Keenan McCardell has been fined 15 times in his three seasons as Vikings receivers coach.

"They fine me when I show any videos," McCardell said of the young men he coaches and gets teased by for "living back in the day" via instructional videos featuring the likes of Jerry Rice, Randy Moss and, yes, a certain former 17-year, rags-to-riches NFL veteran named Keenan McCardell.

"How much they fine you?" McCardell was asked as he visited with Cardinals radio analyst and back-in-the-day Browns teammate Ron Wolfley before Thursday's joint practice at TCO Performance Center.

"One dollar," McCardell said. "Per video! I can't afford that. I'm on a coach's salary now."

"How many of those clips are of you?" McCardell was asked by a reporter who is back-in-the-day old enough to have spent the summer of 1992 in Berea, Ohio, covering Wolfley and a scrawny 22-year-old kid who wore No. 2, jumped like a deer and caught everything in his ZIP code.

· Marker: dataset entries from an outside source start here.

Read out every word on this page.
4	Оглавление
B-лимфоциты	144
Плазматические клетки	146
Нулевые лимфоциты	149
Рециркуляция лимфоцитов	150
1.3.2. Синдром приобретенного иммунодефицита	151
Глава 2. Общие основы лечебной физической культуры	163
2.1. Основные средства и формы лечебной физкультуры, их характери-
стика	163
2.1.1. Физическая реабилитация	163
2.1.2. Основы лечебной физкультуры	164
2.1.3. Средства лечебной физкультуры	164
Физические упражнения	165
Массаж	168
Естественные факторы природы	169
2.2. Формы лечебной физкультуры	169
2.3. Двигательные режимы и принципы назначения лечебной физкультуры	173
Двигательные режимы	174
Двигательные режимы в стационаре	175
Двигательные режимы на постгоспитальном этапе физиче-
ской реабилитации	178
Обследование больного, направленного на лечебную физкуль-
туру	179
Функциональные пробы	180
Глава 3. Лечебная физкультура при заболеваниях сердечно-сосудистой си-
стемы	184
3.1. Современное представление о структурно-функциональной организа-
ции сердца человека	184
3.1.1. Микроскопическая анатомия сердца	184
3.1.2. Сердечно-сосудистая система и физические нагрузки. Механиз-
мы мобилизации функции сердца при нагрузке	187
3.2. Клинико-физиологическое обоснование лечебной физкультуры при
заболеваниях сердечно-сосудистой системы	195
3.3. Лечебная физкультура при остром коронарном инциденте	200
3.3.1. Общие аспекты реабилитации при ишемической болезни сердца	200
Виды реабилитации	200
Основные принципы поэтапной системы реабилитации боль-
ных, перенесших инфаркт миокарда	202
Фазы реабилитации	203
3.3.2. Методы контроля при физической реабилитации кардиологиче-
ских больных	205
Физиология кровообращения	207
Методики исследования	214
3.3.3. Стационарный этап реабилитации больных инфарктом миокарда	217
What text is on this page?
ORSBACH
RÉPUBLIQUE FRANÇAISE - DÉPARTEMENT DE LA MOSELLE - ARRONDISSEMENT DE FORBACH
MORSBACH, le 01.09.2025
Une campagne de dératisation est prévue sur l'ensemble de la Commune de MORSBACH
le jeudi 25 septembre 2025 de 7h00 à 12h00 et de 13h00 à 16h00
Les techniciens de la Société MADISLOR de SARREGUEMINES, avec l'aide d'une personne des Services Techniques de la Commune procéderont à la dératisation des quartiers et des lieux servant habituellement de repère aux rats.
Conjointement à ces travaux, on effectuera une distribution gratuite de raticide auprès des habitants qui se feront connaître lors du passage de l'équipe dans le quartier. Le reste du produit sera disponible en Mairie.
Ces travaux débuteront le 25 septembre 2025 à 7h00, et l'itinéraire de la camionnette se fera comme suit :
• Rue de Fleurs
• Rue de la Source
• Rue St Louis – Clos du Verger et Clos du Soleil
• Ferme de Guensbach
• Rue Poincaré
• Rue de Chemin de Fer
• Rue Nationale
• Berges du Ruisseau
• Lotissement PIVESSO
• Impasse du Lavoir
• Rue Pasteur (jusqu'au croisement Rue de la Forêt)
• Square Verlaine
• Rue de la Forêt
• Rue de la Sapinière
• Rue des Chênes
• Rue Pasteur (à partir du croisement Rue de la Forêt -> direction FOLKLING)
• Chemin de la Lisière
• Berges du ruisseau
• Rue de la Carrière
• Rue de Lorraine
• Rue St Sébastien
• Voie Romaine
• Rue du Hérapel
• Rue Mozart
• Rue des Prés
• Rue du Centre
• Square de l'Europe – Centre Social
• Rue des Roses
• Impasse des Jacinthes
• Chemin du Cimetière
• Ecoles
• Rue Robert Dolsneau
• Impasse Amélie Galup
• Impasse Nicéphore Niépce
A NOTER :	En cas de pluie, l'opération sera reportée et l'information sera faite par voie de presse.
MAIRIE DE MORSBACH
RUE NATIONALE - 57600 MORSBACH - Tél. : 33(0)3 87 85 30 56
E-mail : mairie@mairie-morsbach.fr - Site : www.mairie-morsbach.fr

"Nine of them," McCardell said. "I show them some of my true one-on-ones in San Diego. I show them a rocker-step touchdown against Indianapolis when I was in Tampa. I show them a cutup of when I was in Jacksonville. I can kind of go down the line and tell you all of them if you want me to."

Please do.

Laughter ensued until the impatient reporter inadvertently interrupted, saying, "Wait, no tape of you from training camp 1992?"

"Yeah," Wolfley added. "You were the talk of camp that year."

"Ooh, you're right," McCardell said. "I got to get some tape from that summer. I was 6-1, 175 pounds. I was young. I can show the guys I wasn't always a fat dude like I am now. I was a super-skinny dude that was super hungry and had to find his way that year. And I wore No. 2. I tell the guys I wore single digit when it wasn't the cool thing to do."

Washington's Joe Gibbs picked McCardell 326th overall in a 12-round, 334-player draft in 1991. McCardell spent that Super Bowl-winning season on injured reserve and was, um, "awarded" his free agency the following spring.

Talk about back in the day. The NFL's first modern foray into freedom for the players came from 1989 to '92, when the bottom 10 players on each roster were left unprotected and therefore free agents.

"Yeah, I was a 'Plan B' free agent in '92," said McCardell, whose signing bonus was $30,000.

"Me, too," said Wolfley, an ornery fullback and wild-eyed four-time special teams Pro Bowl player let go by the Cardinals and gladly gobbled up by second-year Browns coach Bill Belichick.

"We're old school, baby," McCardell said.

McCardell tried to humble himself when Wolfley asked about the new-schoolers he now coaches.

"Well, I got a pretty good one over there," said McCardell, nodding toward unanimous first-team All-Pro Justin Jefferson. "I teach him a little something and then get out the way."

"Please," Wolfley said. "Seventeen years you played? Seventeen years you stayed in NFL shape? You must be teaching all of them a lot of life lessons."

"Always," McCardell said. "I tell them, brother, I'm a guy who's been drafted in a round that doesn't exist no more, been the guy they've let go, brought back, let go. Been the No. 3 guy, No. 2 guy, No. 1 guy."

McCardell was injured at the end of that 1992 training camp and played only two games, catching one ball that year. Belichick cut him three times in a 10-week period, kept him to start the 1993 season, cut him in Week 3 and re-signed him later after McCardell had spent two weeks on the Bears' practice squad.

"The rest is history," McCardell said.

In four seasons in Cleveland, McCardell caught only 80 passes for 1,133 yards and eight touchdowns. Over the next 12 years, he caught 803 passes for 10,240 yards and 55 touchdowns before retiring at 37.

Asked if he sees hints of himself in any of the Vikings players he coaches now, McCardell singled out Jalen Nailor and undrafted rookie Thayer Thomas.

"I talk with Thayer a lot about, 'You got the cards stacked against you, young man. But you can flip them in your favor. Grab them and flip them cards your way.'

"I tell all of them my story. I tell them I never gave up. It's all persistence. If you want to be something, be someone, be on this team, you got to be persistently good. Persistently good every day. You got to be persistent about being persistent. Do your job."

"Man," Wolfley said with an approving smile. "You sound just like Belichick."